Atteint de troubles du langage sévères, il tente de finir son secondaire

Publié le

Chantal Barbeau est fière des efforts réalisés par son élève Jean-Philippe Maheu.
Chantal Barbeau est fière des efforts réalisés par son élève Jean-Philippe Maheu.   Photo : Radio-Canada / Hugo Lavoie

Dysphasique et dyslexique, Jean-Philippe Maheu travaille d'arrache-pied pour obtenir son diplôme de 5e secondaire et il est en voie de réussir. C'est pourquoi Chantal Barbeau, son enseignante à l'École Joséphine-Dandurand à Saint-Jean-sur-Richelieu, a soumis sa candidature aux Hugo d'or de Gravel le matin.

Je suis fière de Jean-Philippe. C’est la personne la plus persévérante que j’ai connue dans ma vie. Il ne lâche jamais, même quand c’est dur, même quand il ne comprend pas.

Chantal Barbeau

Maintenant âgé de 19 ans, Jean-Philippe Maheu devrait réussir son 4secondaire à la fin de l’année scolaire. Il qualifie ses troubles du langage, soit la dysphasie et la dyslexie, comme étant sévères. « Depuis la maternelle, c’est compliqué d’écrire et de lire. J’étais toujours dans les classes de langage. Avec le temps, j’ai intégré les classes régulières », raconte-t-il.

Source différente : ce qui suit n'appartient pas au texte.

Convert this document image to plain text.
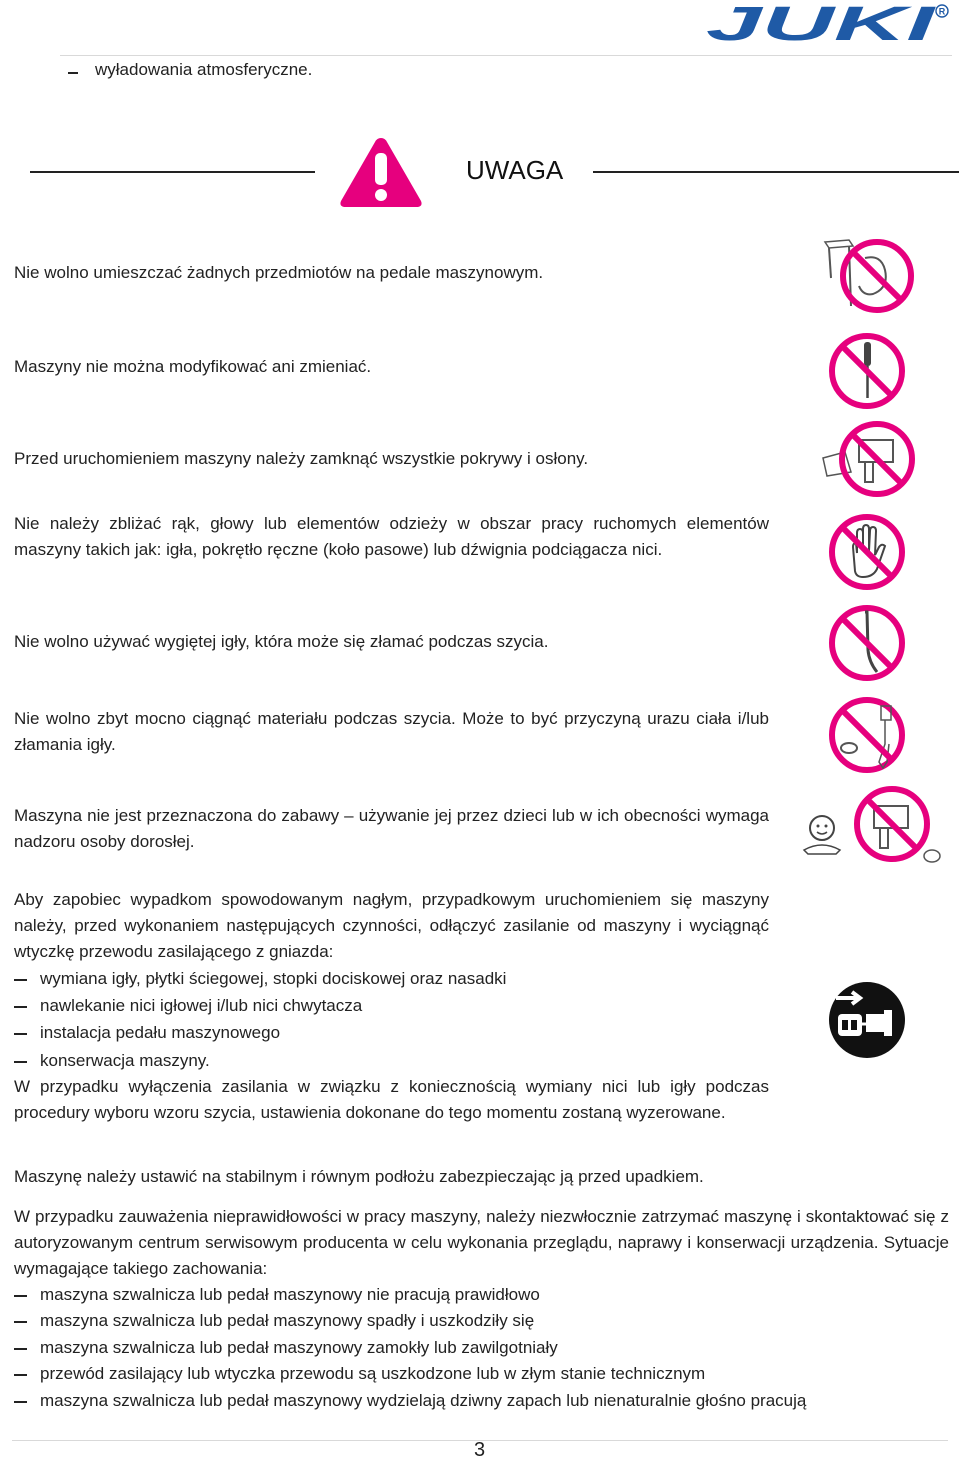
JUKI R
wyładowania atmosferyczne.
UWAGA
Nie wolno umieszczać żadnych przedmiotów na pedale maszynowym.
Maszyny nie można modyfikować ani zmieniać.
Przed uruchomieniem maszyny należy zamknąć wszystkie pokrywy i osłony.
Nie należy zbliżać rąk, głowy lub elementów odzieży w obszar pracy ruchomych elementów maszyny takich jak: igła, pokrętło ręczne (koło pasowe) lub dźwignia podciągacza nici.
Nie wolno używać wygiętej igły, która może się złamać podczas szycia.
Nie wolno zbyt mocno ciągnąć materiału podczas szycia. Może to być przyczyną urazu ciała i/lub złamania igły.
Maszyna nie jest przeznaczona do zabawy – używanie jej przez dzieci lub w ich obecności wymaga nadzoru osoby dorosłej.
Aby zapobiec wypadkom spowodowanym nagłym, przypadkowym uruchomieniem się maszyny należy, przed wykonaniem następujących czynności, odłączyć zasilanie od maszyny i wyciągnąć wtyczkę przewodu zasilającego z gniazda:
wymiana igły, płytki ściegowej, stopki dociskowej oraz nasadki
nawlekanie nici igłowej i/lub nici chwytacza
instalacja pedału maszynowego
konserwacja maszyny.
W przypadku wyłączenia zasilania w związku z koniecznością wymiany nici lub igły podczas procedury wyboru wzoru szycia, ustawienia dokonane do tego momentu zostaną wyzerowane.
Maszynę należy ustawić na stabilnym i równym podłożu zabezpieczając ją przed upadkiem.
W przypadku zauważenia nieprawidłowości w pracy maszyny, należy niezwłocznie zatrzymać maszynę i skontaktować się z autoryzowanym centrum serwisowym producenta w celu wykonania przeglądu, naprawy i konserwacji urządzenia. Sytuacje wymagające takiego zachowania:
maszyna szwalnicza lub pedał maszynowy nie pracują prawidłowo
maszyna szwalnicza lub pedał maszynowy spadły i uszkodziły się
maszyna szwalnicza lub pedał maszynowy zamokły lub zawilgotniały
przewód zasilający lub wtyczka przewodu są uszkodzone lub w złym stanie technicznym
maszyna szwalnicza lub pedał maszynowy wydzielają dziwny zapach lub nienaturalnie głośno pracują
3
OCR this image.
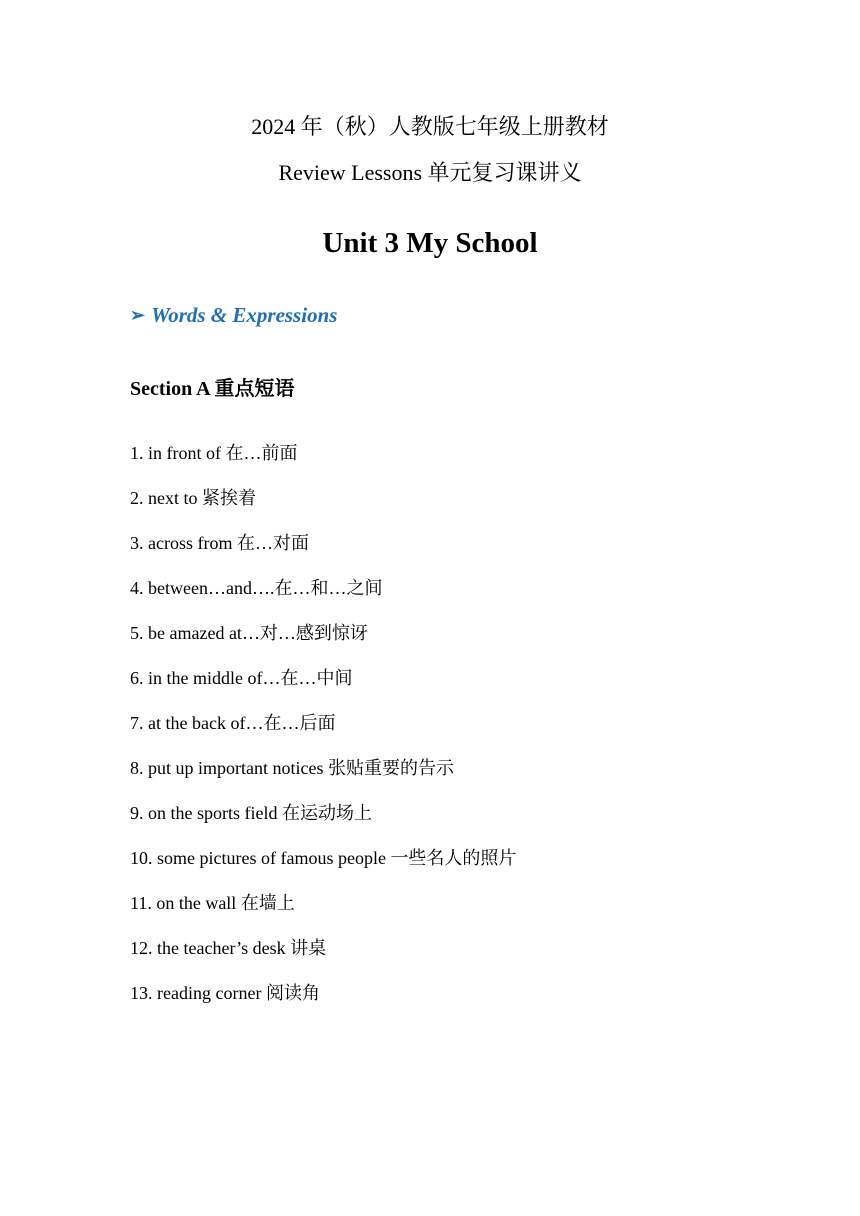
2024 年（秋）人教版七年级上册教材
Review Lessons 单元复习课讲义
Unit 3 My School
➢ Words & Expressions
Section A 重点短语
1. in front of 在…前面
2. next to 紧挨着
3. across from 在…对面
4. between…and….在…和…之间
5. be amazed at…对…感到惊讶
6. in the middle of…在…中间
7. at the back of…在…后面
8. put up important notices 张贴重要的告示
9. on the sports field 在运动场上
10. some pictures of famous people 一些名人的照片
11. on the wall 在墙上
12. the teacher’s desk 讲桌
13. reading corner 阅读角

Jean-Philippe Maheu aurait pu arrêter ses études à 16 ans, mais il ne l’a pas fait. « Je savais que je pouvais continuer pour aller chercher le maximum de ce que je peux », mentionne l’étudiant.

Sauvé par la course à pied

Le parcours scolaire du jeune homme n’a pas été exempt d’obstacles. « J’ai été intimidé, manipulé et écœuré. Je commençais à être tanné. J’ai eu toutes les idées et les émotions au monde. C’était difficile », poursuit Jean-Philippe Maheu.

Heureusement, l’intimidateur a arrêté. « Ça m’a aidé à continuer à avancer. Les intervenants et les professeurs m’avaient dit de ne pas lâcher, de continuer à avancer, même si c’est difficile », raconte l’élève.

Jean-Philippe Maheu a aussi trouvé refuge dans la pratique de la course à pied. Il cumule maintenant les kilomètres et a réalisé plusieurs circuits de 5, de 10, de 15 et de 21,1 km.

« La course m’a sauvé la vie. C’est une dépense d’énergie. Ça m’enlève mon stress et je deviens moins anxieux », dit-il.